WHAT WOULD WHO DO, AND HOW DA YA KNOW?
By MICHAEL PERKINS
LIKE ALL PHOTOGRAPHERS, I am more or less the sum-total of the various artists who have influenced me over a lifetime. This doesn’t mean that I intentionally emulate anyone in particular (at least not consciously), but occasionally, I will notice that this or that shot suggests an approach that resembles one that’s traceable to one Grand Master or other. For example, after seeing and shooting the above storefront, it occurred to me that the classic street shooter Walker Evans might have chosen such a subject: a mad mix of cultural objects, signage and cluttered detail. On sharing this idea with a friend, I was informed that “Evans, of course, would never shoot it in color”. The remark reminded me that, while Evans’ work was, indeed, primarily in black and white, there is no reason that he’d specifically shoot it that way today, right here, right now.

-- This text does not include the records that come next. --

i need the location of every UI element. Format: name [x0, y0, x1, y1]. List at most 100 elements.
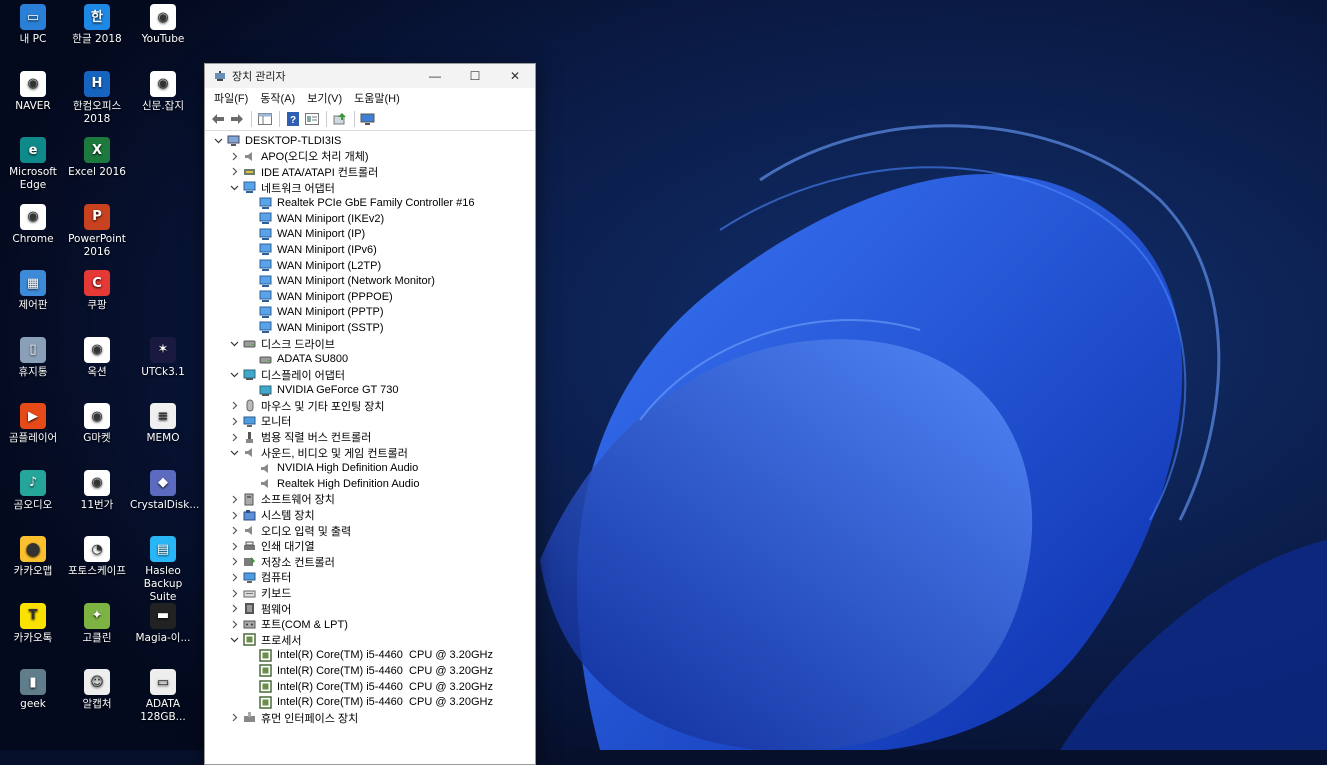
- properties-icon[interactable]: [303, 111, 320, 128]
- desktop-shortcut[interactable]: ◉ Chrome: [0, 203, 66, 246]
- tree-category[interactable]: 마우스 및 기타 포인팅 장치: [205, 398, 535, 414]
- desktop-shortcut[interactable]: ◉ G마켓: [64, 403, 130, 445]
- desktop-shortcut[interactable]: ▭ ADATA 128GB...: [130, 669, 196, 724]
- maximize-button[interactable]: ☐: [455, 64, 495, 88]
- chevron-right-icon[interactable]: [229, 713, 239, 723]
- tree-root[interactable]: DESKTOP-TLDI3IS: [205, 133, 535, 149]
- tree-category[interactable]: 저장소 컨트롤러: [205, 554, 535, 570]
- desktop-shortcut[interactable]: ◉ YouTube: [130, 4, 196, 46]
- tree-category[interactable]: IDE ATA/ATAPI 컨트롤러: [205, 164, 535, 180]
- tree-device[interactable]: WAN Miniport (PPTP): [205, 305, 535, 321]
- chevron-right-icon[interactable]: [229, 416, 239, 426]
- desktop-shortcut[interactable]: ≡ MEMO: [130, 403, 196, 445]
- tree-category[interactable]: 인쇄 대기열: [205, 538, 535, 554]
- tree-device[interactable]: WAN Miniport (L2TP): [205, 258, 535, 274]
- tree-category[interactable]: 디스플레이 어댑터: [205, 367, 535, 383]
- desktop-shortcut[interactable]: 한 한글 2018: [64, 4, 130, 46]
- chevron-down-icon[interactable]: [229, 448, 239, 458]
- tree-category[interactable]: 포트(COM & LPT): [205, 616, 535, 632]
- tree-device[interactable]: ADATA SU800: [205, 351, 535, 367]
- desktop-shortcut[interactable]: ▮ geek: [0, 669, 66, 711]
- tree-device[interactable]: Intel(R) Core(TM) i5-4460 CPU @ 3.20GHz: [205, 679, 535, 695]
- chevron-right-icon[interactable]: [229, 510, 239, 520]
- title-bar[interactable]: 장치 관리자 — ☐ ✕: [205, 64, 535, 88]
- forward-icon[interactable]: [228, 111, 245, 128]
- tree-device[interactable]: Intel(R) Core(TM) i5-4460 CPU @ 3.20GHz: [205, 648, 535, 664]
- tree-device[interactable]: WAN Miniport (IKEv2): [205, 211, 535, 227]
- help-icon[interactable]: ?: [284, 111, 301, 128]
- tree-category[interactable]: 오디오 입력 및 출력: [205, 523, 535, 539]
- chevron-right-icon[interactable]: [229, 619, 239, 629]
- desktop-shortcut[interactable]: e Microsoft Edge: [0, 137, 66, 192]
- desktop-shortcut[interactable]: ▭ 내 PC: [0, 4, 66, 46]
- tree-category[interactable]: 휴먼 인터페이스 장치: [205, 710, 535, 726]
- chevron-down-icon[interactable]: [229, 339, 239, 349]
- desktop-shortcut[interactable]: ▬ Magia-이...: [130, 602, 196, 645]
- menu-view[interactable]: 보기(V): [301, 90, 348, 106]
- desktop-shortcut[interactable]: ◆ CrystalDisk...: [130, 469, 199, 512]
- tree-device[interactable]: WAN Miniport (IPv6): [205, 242, 535, 258]
- chevron-down-icon[interactable]: [213, 136, 223, 146]
- chevron-right-icon[interactable]: [229, 604, 239, 614]
- chevron-right-icon[interactable]: [229, 588, 239, 598]
- tree-category[interactable]: 프로세서: [205, 632, 535, 648]
- back-icon[interactable]: [209, 111, 226, 128]
- tree-category[interactable]: 범용 직렬 버스 컨트롤러: [205, 429, 535, 445]
- tree-device[interactable]: Intel(R) Core(TM) i5-4460 CPU @ 3.20GHz: [205, 694, 535, 710]
- chevron-right-icon[interactable]: [229, 151, 239, 161]
- menu-file[interactable]: 파일(F): [208, 90, 254, 106]
- tree-device[interactable]: WAN Miniport (PPPOE): [205, 289, 535, 305]
- desktop-shortcut[interactable]: ◔ 포토스케이프: [64, 536, 130, 578]
- tree-category[interactable]: 소프트웨어 장치: [205, 492, 535, 508]
- scan-hardware-icon[interactable]: [359, 111, 376, 128]
- tree-device[interactable]: NVIDIA GeForce GT 730: [205, 383, 535, 399]
- desktop-shortcut[interactable]: ◉ 11번가: [64, 469, 130, 512]
- tree-device[interactable]: WAN Miniport (Network Monitor): [205, 273, 535, 289]
- chevron-down-icon[interactable]: [229, 183, 239, 193]
- tree-device[interactable]: WAN Miniport (SSTP): [205, 320, 535, 336]
- desktop-shortcut[interactable]: ♪ 곰오디오: [0, 469, 66, 512]
- chevron-right-icon[interactable]: [229, 541, 239, 551]
- chevron-right-icon[interactable]: [229, 494, 239, 504]
- desktop-shortcut[interactable]: ◉ 신문.잡지: [130, 70, 196, 113]
- tree-category[interactable]: 펌웨어: [205, 601, 535, 617]
- minimize-button[interactable]: —: [415, 64, 455, 88]
- desktop-shortcut[interactable]: ▤ Hasleo Backup Suite: [130, 536, 196, 604]
- desktop-shortcut[interactable]: ▯ 휴지통: [0, 336, 66, 379]
- menu-help[interactable]: 도움말(H): [348, 90, 406, 106]
- tree-device[interactable]: Realtek High Definition Audio: [205, 476, 535, 492]
- tree-category[interactable]: 컴퓨터: [205, 570, 535, 586]
- desktop-shortcut[interactable]: P PowerPoint 2016: [64, 203, 130, 259]
- tree-category[interactable]: APO(오디오 처리 개체): [205, 149, 535, 165]
- chevron-right-icon[interactable]: [229, 401, 239, 411]
- chevron-right-icon[interactable]: [229, 572, 239, 582]
- close-button[interactable]: ✕: [495, 64, 535, 88]
- desktop-shortcut[interactable]: ✶ UTCk3.1: [130, 336, 196, 379]
- desktop-shortcut[interactable]: ◉ 옥션: [64, 336, 130, 379]
- desktop-shortcut[interactable]: ▶ 곰플레이어: [0, 403, 66, 445]
- tree-category[interactable]: 디스크 드라이브: [205, 336, 535, 352]
- desktop-shortcut[interactable]: ⬤ 카카오맵: [0, 536, 66, 578]
- chevron-down-icon[interactable]: [229, 635, 239, 645]
- desktop-shortcut[interactable]: T 카카오톡: [0, 602, 66, 645]
- chevron-down-icon[interactable]: [229, 370, 239, 380]
- desktop-shortcut[interactable]: ◉ NAVER: [0, 70, 66, 113]
- desktop-shortcut[interactable]: ✦ 고클린: [64, 602, 130, 645]
- desktop-shortcut[interactable]: C 쿠팡: [64, 270, 130, 312]
- desktop-shortcut[interactable]: X Excel 2016: [64, 137, 130, 179]
- desktop-shortcut[interactable]: ▦ 제어판: [0, 270, 66, 312]
- tree-category[interactable]: 모니터: [205, 414, 535, 430]
- menu-action[interactable]: 동작(A): [254, 90, 301, 106]
- desktop-shortcut[interactable]: ☺ 알캡처: [64, 669, 130, 711]
- chevron-right-icon[interactable]: [229, 557, 239, 567]
- update-driver-icon[interactable]: [331, 111, 348, 128]
- tree-category[interactable]: 네트워크 어댑터: [205, 180, 535, 196]
- desktop-shortcut[interactable]: H 한컴오피스 2018: [64, 70, 130, 126]
- chevron-right-icon[interactable]: [229, 526, 239, 536]
- tree-device[interactable]: Realtek PCIe GbE Family Controller #16: [205, 195, 535, 211]
- show-hide-console-tree-icon[interactable]: [256, 111, 273, 128]
- tree-device[interactable]: WAN Miniport (IP): [205, 227, 535, 243]
- chevron-right-icon[interactable]: [229, 167, 239, 177]
- tree-category[interactable]: 사운드, 비디오 및 게임 컨트롤러: [205, 445, 535, 461]
- chevron-right-icon[interactable]: [229, 432, 239, 442]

In glorifying particular artists who worked primarily in one mode, we can easily make the mistake in assuming that certain quotes we cite from them on the subject were the way they always felt, every day, every second of their life, and, of course, that is absurd. In the case of Walker Evans, it may be a historical fact that the bulk of his work from the 30’s through the ’70’s, much of it simply documentary in nature, is in mono. However, it’s not demonstrably true that, besides a few stray comments, he universally disdained color or wouldn’t use it. In point of fact, toward the end of his life, he fell in love with the color work he was doing with a Polaroid SX-70 instant camera, and went out of his way to revise any earlier remarks he might have made about the medium being less authentic or “photographic” monochrome:
I don’t think that the doors (that are) open to falsehood through color are any greater than they are than through the manipulation of black and white. You can distort that, too. I’m not a ‘black-and-white’ man: I think grey is truer.
Evans was indisputably one of the most eloquent chroniclers of the the visceral impacts of social upheaval and challenge in the 20th-century, and he properly deserves his place in the pantheon of photographic pioneers. However, knowing more, and better, about all of his beliefs, of the full range of his work, is the best way of doing him honor. Ultimately, either in mono or in color, I think Walker would have liked this particular storefront window, as he had loved so many over his long career, simply because it was speaking in the same language as his camera, and his unerring eye.